A good effort, however. In general you need to concentrate your attack on your opponent's weaknesses, in this case, the d6 pawn. Both of you seem to think the winner of a chess game is the first one to storm his pawns on the enemy king position, instead of the strengthening of your own strong points and the siege of your opponent's weak points. A couple of times chessbase prefers the centralizing of your rooks with Rhe1 instead of the flank position you undertook. As the cliche says: an attack on the flank is best repelled with an attack in the center!
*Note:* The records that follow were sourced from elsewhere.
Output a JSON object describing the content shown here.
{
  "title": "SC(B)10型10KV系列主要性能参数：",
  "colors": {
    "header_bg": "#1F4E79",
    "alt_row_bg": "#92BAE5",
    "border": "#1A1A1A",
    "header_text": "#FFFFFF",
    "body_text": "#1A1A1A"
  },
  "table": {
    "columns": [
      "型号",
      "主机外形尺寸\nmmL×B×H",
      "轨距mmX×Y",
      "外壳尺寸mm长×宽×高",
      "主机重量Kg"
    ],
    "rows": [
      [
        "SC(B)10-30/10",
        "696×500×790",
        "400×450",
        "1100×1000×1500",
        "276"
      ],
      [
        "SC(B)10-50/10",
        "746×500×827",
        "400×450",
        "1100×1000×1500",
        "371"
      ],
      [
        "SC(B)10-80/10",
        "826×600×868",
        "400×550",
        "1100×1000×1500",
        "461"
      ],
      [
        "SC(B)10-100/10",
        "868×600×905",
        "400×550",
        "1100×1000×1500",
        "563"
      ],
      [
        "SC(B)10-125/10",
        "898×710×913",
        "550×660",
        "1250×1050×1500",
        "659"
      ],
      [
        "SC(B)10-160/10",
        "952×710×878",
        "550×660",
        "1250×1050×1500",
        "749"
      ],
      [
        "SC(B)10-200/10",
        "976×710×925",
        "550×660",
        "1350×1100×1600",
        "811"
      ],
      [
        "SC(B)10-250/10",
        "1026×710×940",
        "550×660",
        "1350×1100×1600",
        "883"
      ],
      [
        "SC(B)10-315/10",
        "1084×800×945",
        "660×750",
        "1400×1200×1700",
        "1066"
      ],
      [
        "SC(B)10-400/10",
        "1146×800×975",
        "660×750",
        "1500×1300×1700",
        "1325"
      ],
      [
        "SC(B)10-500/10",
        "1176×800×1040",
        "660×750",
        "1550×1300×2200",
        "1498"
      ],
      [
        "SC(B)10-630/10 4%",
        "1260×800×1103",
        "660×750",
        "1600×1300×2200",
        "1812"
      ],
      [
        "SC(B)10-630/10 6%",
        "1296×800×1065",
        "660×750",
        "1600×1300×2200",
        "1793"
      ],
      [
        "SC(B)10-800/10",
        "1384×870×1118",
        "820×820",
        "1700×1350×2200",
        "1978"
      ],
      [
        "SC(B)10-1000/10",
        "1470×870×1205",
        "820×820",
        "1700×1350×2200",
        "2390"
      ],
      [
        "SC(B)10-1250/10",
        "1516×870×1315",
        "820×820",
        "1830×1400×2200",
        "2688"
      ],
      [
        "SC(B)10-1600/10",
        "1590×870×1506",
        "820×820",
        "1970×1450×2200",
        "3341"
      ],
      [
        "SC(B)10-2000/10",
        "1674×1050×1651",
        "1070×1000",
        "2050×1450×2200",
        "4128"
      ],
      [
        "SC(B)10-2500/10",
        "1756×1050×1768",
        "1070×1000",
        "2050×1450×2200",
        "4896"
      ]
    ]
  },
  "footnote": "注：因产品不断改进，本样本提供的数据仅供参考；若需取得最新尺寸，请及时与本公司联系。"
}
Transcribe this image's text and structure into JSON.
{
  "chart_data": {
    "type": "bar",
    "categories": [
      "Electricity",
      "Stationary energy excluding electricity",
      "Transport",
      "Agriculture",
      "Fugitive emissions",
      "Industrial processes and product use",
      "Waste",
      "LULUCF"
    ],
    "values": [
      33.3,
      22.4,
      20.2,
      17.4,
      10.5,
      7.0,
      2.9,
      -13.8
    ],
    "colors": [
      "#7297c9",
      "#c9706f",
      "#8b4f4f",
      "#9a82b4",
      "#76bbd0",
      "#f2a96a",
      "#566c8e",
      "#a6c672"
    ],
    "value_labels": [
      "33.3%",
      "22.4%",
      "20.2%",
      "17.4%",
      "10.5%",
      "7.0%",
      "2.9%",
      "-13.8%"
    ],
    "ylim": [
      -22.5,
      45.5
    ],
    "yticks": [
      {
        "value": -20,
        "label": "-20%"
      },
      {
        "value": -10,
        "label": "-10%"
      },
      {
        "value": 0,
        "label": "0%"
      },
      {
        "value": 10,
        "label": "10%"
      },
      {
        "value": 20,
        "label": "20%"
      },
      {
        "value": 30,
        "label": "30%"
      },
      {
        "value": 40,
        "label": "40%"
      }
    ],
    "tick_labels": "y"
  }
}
♡ 27 ( +1 | -1 ) why not g6 earlier?I thought your g6 pawn attack was good. (Mikhail Tal's idea, so it must be good :) You had a chance of a bishop sacrifice on h6 before he got his bishop back to defend, so you should have played Ne2 and under no circumstances taken the knight with your queen, I think...
♡ 32 ( +1 | -1 ) The position is not equalThe position could not be so equal! After move 22. fzitz 8 evaluates the position +/-(1.22) and after 26. ...Qe7 +-(1.47). My 20. f4 aimed to isolate the d6 pawn but I think that my chances was to attack the opponent's king and not the d6 pawn. And I think that a queen, 2 rooks, a bishop and far advanced pawn just in the midle of the kingside is quite enough for an attack.
♡ 108 ( +1 | -1 ) If the position were not so equal, then why didn't you win? ;-) Seriously, your kingside pawn advance was not very threatening, as your opponent showed. All Black had to do was 24...h6 and the White attack is over. ... "I think that my chances was to attack the opponent's king and not the d6 pawn." ... An attack on your opponent's king is unjustified unless you dominate your strong points and have tied up the opponent's defenders around his weak points. In this case, you should've been aiming to dominate the d file and especially the square d5; the attack on d6 would follow as a logical consequence of the same process. Silman draws attention to this disease and calls it "the curse of the mindless king hunter." A player can only think of checkmating the enemy king regardless of the position, e.g. his pawn chain points towards the queenside and he still says to himself "how do I checkmate that king?!"
Anyway, even if Fritz is correct, you're only up by a pawn and half, which isn't much. Moreover, the numerical evaluations of chess programs can be disastrously innacurate. Use Fritz as a tool for help, not as an authority.
♡ 32 ( +1 | -1 ) position at move 18 better for whiteBefore 19. Qxd3 white had the chance of an attack on the black king, with g6 followed by h5. This opens up the h-file for the white rook and queen. If black tries to play ...h6, just sac the bishop and you end up with a queen on h6 and the same result. :) cxd3 was probably okay, because black has a pretty futile check. :)
♡ 36 ( +1 | -1 ) Please help me to improve my calculating skillHello, my real elo is approximately 1750. In my tournament and realtime online games I often make mistakes in my calculations. Please give me some advices how to calculate faster and more correctly. Should I play blindfold, study chess games without chess board or what? Is there any good software which could help me?